We are told about Jardir childhood and growing up in Fort Krasia, one of Free cities (I don't know why I though there are seven of them). Krasnians and their society were introduced in TPM, but here we have a much detailed and wider description of it. It is somewhat based on Islam culture: language, relationship between men and women, belief that death in fight guarantees you place in Heaven, etc. I must say that this is one of least likable societies I have read about. TPM wasn't one of the books that clearly differentiate people on good and bad: there were demons, who were the enemies, but it was their nature. Humans, the good guys, are not in any way all good, clean and decent: they are stupid, dirty, rapists, villains... So, when we got POV from Krasnian society, which was depicted somewhat badly in last book, I expected a turn, where they are shown to have redeeming qualities that are invisible from the outside. Surprisingly, this was not the case: even though Krasnians are not evil per se, or without any qualities, they are still described as stupid, wasteful, fanatic, without consideration and believing in their natural superiority. What is even more miserable is that this assessment is probably true for many societies in past, and even in present. And Jardir is a perfect specimen of his society. He believes himself as smart (and he is compared to some of his fellow citizen), but he doesn't even have the capability to understand how easily he is being manipulated. He did something awful to his best friend (actually, to many of this best friends), but even when he know that what he did was wrong, he excuse himself that is was his right and duty to do it. But in the end, he induces more pity than anger from reader.

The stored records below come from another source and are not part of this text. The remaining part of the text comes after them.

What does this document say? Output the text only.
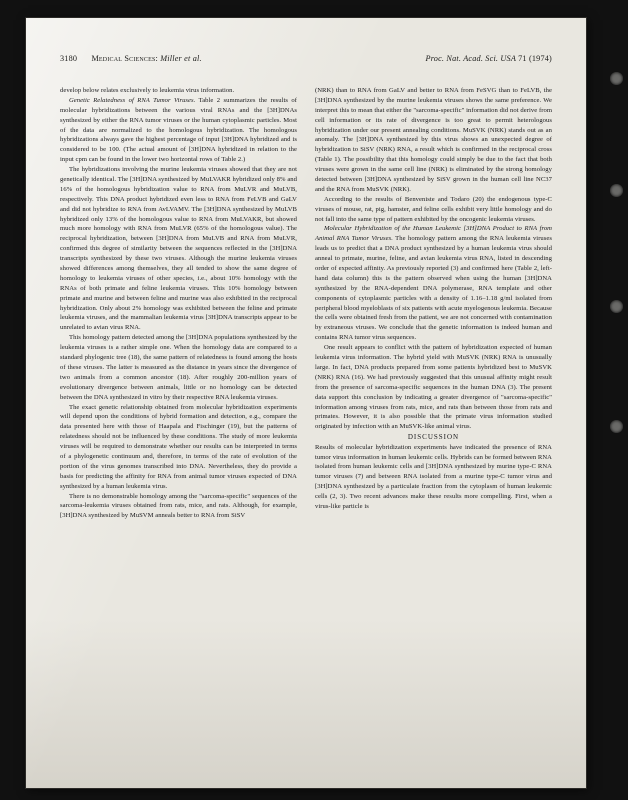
3180 Medical Sciences: Miller et al.	Proc. Nat. Acad. Sci. USA 71 (1974)

develop below relates exclusively to leukemia virus information.

Genetic Relatedness of RNA Tumor Viruses. Table 2 summarizes the results of molecular hybridizations between the various viral RNAs and the [3H]DNAs synthesized by either the RNA tumor viruses or the human cytoplasmic particles. Most of the data are normalized to the homologous hybridization. The homologous hybridizations always gave the highest percentage of input [3H]DNA hybridized and is considered to be 100. (The actual amount of [3H]DNA hybridized in relation to the input cpm can be found in the lower two horizontal rows of Table 2.)

The hybridizations involving the murine leukemia viruses showed that they are not genetically identical. The [3H]DNA synthesized by MuLVAKR hybridized only 8% and 16% of the homologous hybridization value to RNA from MuLVR and MuLVB, respectively. This DNA product hybridized even less to RNA from FeLVB and GaLV and did not hybridize to RNA from AvLVAMV. The [3H]DNA synthesized by MuLVB hybridized only 13% of the homologous value to RNA from MuLVAKR, but showed much more homology with RNA from MuLVR (65% of the homologous value). The reciprocal hybridization, between [3H]DNA from MuLVB and RNA from MuLVR, confirmed this degree of similarity between the sequences reflected in the [3H]DNA transcripts synthesized by these two viruses. Although the murine leukemia viruses showed differences among themselves, they all tended to show the same degree of homology to leukemia viruses of other species, i.e., about 10% homology with the RNAs of both primate and feline leukemia viruses. This 10% homology between primate and murine and between feline and murine was also exhibited in the reciprocal hybridization. Only about 2% homology was exhibited between the feline and primate leukemia viruses, and the mammalian leukemia virus [3H]DNA transcripts appear to be unrelated to avian virus RNA.

This homology pattern detected among the [3H]DNA populations synthesized by the leukemia viruses is a rather simple one. When the homology data are compared to a standard phylogenic tree (18), the same pattern of relatedness is found among the hosts of these viruses. The latter is measured as the distance in years since the divergence of two animals from a common ancestor (18). After roughly 200-million years of evolutionary divergence between animals, little or no homology can be detected between the DNA synthesized in vitro by their respective RNA leukemia viruses.

The exact genetic relationship obtained from molecular hybridization experiments will depend upon the conditions of hybrid formation and detection, e.g., compare the data presented here with those of Haapala and Fischinger (19), but the patterns of relatedness should not be influenced by these conditions. The study of more leukemia viruses will be required to demonstrate whether our results can be interpreted in terms of a phylogenetic continuum and, therefore, in terms of the rate of evolution of the portion of the virus genomes transcribed into DNA. Nevertheless, they do provide a basis for predicting the affinity for RNA from animal tumor viruses expected of DNA synthesized by a human leukemia virus.

There is no demonstrable homology among the "sarcoma-specific" sequences of the sarcoma-leukemia viruses obtained from rats, mice, and rats. Although, for example, [3H]DNA synthesized by MuSVM anneals better to RNA from SiSV

(NRK) than to RNA from GaLV and better to RNA from FeSVG than to FeLVB, the [3H]DNA synthesized by the murine leukemia viruses shows the same preference. We interpret this to mean that either the "sarcoma-specific" information did not derive from cell information or its rate of divergence is too great to permit heterologous hybridization under our present annealing conditions. MuSVK (NRK) stands out as an anomaly. The [3H]DNA synthesized by this virus shows an unexpected degree of hybridization to SiSV (NRK) RNA, a result which is confirmed in the reciprocal cross (Table 1). The possibility that this homology could simply be due to the fact that both viruses were grown in the same cell line (NRK) is eliminated by the strong homology detected between [3H]DNA synthesized by SiSV grown in the human cell line NC37 and the RNA from MuSVK (NRK).

According to the results of Benveniste and Todaro (20) the endogenous type-C viruses of mouse, rat, pig, hamster, and feline cells exhibit very little homology and do not fall into the same type of pattern exhibited by the oncogenic leukemia viruses.

Molecular Hybridization of the Human Leukemic [3H]DNA Product to RNA from Animal RNA Tumor Viruses. The homology pattern among the RNA leukemia viruses leads us to predict that a DNA product synthesized by a human leukemia virus should anneal to primate, murine, feline, and avian leukemia virus RNA, listed in descending order of expected affinity. As previously reported (3) and confirmed here (Table 2, left-hand data column) this is the pattern observed when using the human [3H]DNA synthesized by the RNA-dependent DNA polymerase, RNA template and other components of cytoplasmic particles with a density of 1.16–1.18 g/ml isolated from peripheral blood myeloblasts of six patients with acute myelogenous leukemia. Because the cells were obtained fresh from the patient, we are not concerned with contamination by extraneous viruses. We conclude that the genetic information is indeed human and contains RNA tumor virus sequences.

One result appears to conflict with the pattern of hybridization expected of human leukemia virus information. The hybrid yield with MuSVK (NRK) RNA is unusually large. In fact, DNA products prepared from some patients hybridized best to MuSVK (NRK) RNA (16). We had previously suggested that this unusual affinity might result from the presence of sarcoma-specific sequences in the human DNA (3). The present data support this conclusion by indicating a greater divergence of "sarcoma-specific" information among viruses from rats, mice, and rats than between those from rats and primates. However, it is also possible that the primate virus information studied originated by infection with an MuSVK-like animal virus.

DISCUSSION

Results of molecular hybridization experiments have indicated the presence of RNA tumor virus information in human leukemic cells. Hybrids can be formed between RNA isolated from human leukemic cells and [3H]DNA synthesized by murine type-C RNA tumor viruses (7) and between RNA isolated from a murine type-C tumor virus and [3H]DNA synthesized by a particulate fraction from the cytoplasm of human leukemic cells (2, 3). Two recent advances make these results more compelling. First, when a virus-like particle is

His part of the book takes at third of the book, and it last until the events from his past start to concur with the present. Then we have addition of other characters, Leesha and Rojer, know to us from TPM. With them we have a direct continuation of events from the first book, an aftermath of battle of Cutter's Hollow, now known as Deliverer's Hollow. We have depiction of how everybody except two of them start to regards Arlen as new Deliverer, even though he denies it. We also have a closer description of politics in Free cities. There is one new and old character: Reena. She had a small part at the beginning of TPM; now she gets upgraded to a real main character. Interesting thing is that her plot doesn't have much importance in the course of the book. It is strange that author would invest so much in one pretty unimportant character, but her part was in no way dull. From one side it describes in detail life in one small part of the world, and from the other side goes deeply in characterization of few in no way ideal characters.

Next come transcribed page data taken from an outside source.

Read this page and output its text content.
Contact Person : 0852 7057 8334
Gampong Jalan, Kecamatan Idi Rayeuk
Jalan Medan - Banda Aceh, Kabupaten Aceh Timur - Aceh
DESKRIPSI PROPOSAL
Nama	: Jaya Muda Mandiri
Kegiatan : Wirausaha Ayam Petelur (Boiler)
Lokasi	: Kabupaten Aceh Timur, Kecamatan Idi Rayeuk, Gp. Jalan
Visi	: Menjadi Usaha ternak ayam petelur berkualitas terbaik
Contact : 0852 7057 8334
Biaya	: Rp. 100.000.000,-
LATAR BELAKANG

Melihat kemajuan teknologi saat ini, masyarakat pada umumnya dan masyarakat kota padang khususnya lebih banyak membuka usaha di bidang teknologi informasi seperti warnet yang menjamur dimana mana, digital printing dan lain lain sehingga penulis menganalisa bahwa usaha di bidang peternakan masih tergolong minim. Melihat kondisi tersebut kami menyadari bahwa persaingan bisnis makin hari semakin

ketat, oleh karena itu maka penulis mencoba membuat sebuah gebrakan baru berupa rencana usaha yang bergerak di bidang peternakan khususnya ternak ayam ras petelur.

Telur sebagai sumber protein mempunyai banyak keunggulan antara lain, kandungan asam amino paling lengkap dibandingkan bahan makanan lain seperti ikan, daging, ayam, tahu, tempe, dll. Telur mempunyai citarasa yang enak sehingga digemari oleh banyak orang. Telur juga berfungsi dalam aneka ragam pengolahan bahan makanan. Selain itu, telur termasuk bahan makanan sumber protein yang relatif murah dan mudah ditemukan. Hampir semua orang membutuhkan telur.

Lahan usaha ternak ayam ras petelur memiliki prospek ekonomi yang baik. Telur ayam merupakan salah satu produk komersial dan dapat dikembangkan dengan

Things get much more intense later when Arlen gets his POV, after quite long time, and main characters start to mingle. It is always interesting to see the contrast between how character sees himself and how other characters see him. And we have a lot of this in TDS. Also, the clash of cultures is always fun to read. Arlen POVs are very interesting to read, not so much because of his plot, which is very intense in its own right, but because we have one character that we got very acquainted in first book, but then he got very much changed, and this change was seen only from third persons. He often remembers earlier Arlen and it very compelling when you can compare them, because they are in the same time very different and very similar.
All parts of book are very interesting and very fun to read. TPM was stretched over probably more than fifteen years; TDS, after retelling this whole period from point of a completely new character, concentrates on period of maybe three month. Even though the plot is interesting, it is action plot about clash of cultures, something familiar from other books or movies. What are unique to this book are its characters and their description from several different sources.

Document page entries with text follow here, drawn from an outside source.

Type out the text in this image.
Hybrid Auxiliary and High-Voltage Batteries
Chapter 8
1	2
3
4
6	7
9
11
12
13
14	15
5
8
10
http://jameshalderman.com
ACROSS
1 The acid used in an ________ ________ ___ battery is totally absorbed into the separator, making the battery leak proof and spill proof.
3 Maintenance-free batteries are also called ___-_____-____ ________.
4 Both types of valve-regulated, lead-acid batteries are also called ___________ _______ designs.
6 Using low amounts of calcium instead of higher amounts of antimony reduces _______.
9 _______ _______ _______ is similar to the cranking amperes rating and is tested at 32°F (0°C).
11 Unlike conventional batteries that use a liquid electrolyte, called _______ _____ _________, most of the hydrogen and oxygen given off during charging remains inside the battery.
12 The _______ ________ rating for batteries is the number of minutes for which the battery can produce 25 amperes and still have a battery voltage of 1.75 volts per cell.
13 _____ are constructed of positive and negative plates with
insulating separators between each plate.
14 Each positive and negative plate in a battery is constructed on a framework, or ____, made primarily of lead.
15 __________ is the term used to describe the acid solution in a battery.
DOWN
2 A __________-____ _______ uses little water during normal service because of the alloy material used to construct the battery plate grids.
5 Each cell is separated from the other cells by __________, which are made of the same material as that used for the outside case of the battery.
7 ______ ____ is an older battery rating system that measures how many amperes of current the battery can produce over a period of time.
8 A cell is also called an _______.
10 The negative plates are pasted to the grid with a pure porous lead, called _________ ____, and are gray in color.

I also has to mention one more aspect. Even though the demon aspect of this setting doesn't have much coverage in this book, few short pages mean a lot. For first time we have point of view of a demon and we learn something about their way of thinking. This few passages succeeded in making me even more interested in this setting. Also, a nice touch was the indication that this is actually postapocalyptic setting in alternate future of Earth (books about war-machines).
Also, although I can't be sure without the reread of TPM, I think that Brett's writing style got improved in this book, which also adds to enjoyment of this book. Just a few technical details: book has around 750 pages. It also has a preview of the last book, called "The Daylight War", which is announced for 2012.
All in all, "The Desert Spear" is a very good book in its own right, and even better as sequel to "The Painted Man". Not dull in any moment, and with supreme characterization, it will be a good read to every reader who even remotely liked "The Painted Man". If you read the first book, don't miss this one.